In this study, response surface methodology with a central composite design (CCD) was applied to investigate the ultrasound-assisted extraction of crude oil from Benincasa hispida seed. The experimental results showed that all three process variables, including power level, temperature and sonication time, contributed to the extraction of crude oil. It was found that ultrasound power is the most significant variable among the process variables studied. An empirical quadratic polynomial correlation has been proposed to estimate the optimum operating condition of the process. The highest crude extract yield (108.62 mg-extract/g-dried matter) was obtained when the extraction process was carried out at 65% power level, 52 °C temperature and sonication time of 36 min. The results of the comparative study revealed that the CEY of ultrasound-assisted extraction was lower than that obtained by the Soxhlet method, whereas the extract obtained using the ultrasound-assisted technique had higher quality in terms of antioxidant activity and total phenolic content. Furthermore, it was revealed that the both extracts were rich in unsaturated fatty acids, with the majority corresponding to linoleic acid and oleic acid.
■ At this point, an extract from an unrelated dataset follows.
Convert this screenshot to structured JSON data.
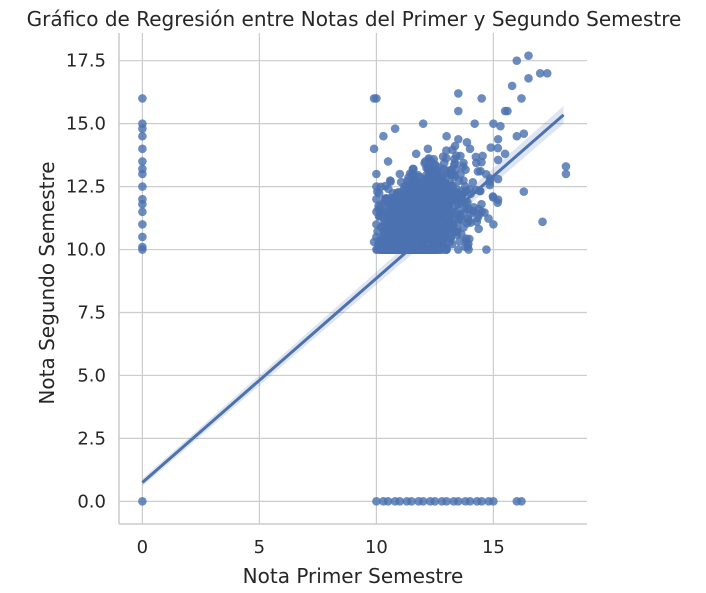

Therefore, it may be said that plant sources like winter melon (Benincasa hispida) may provide new natural products to the food industry with safer and better antioxidants that provide good protection against oxidative damage which occurs both in the body and in the processed food. In addition, it could be suggested that ultrasound-assisted extraction is an effective and indeed feasible method for the extraction of crude oil rich in valuable compounds from the Benincasa hispida seed.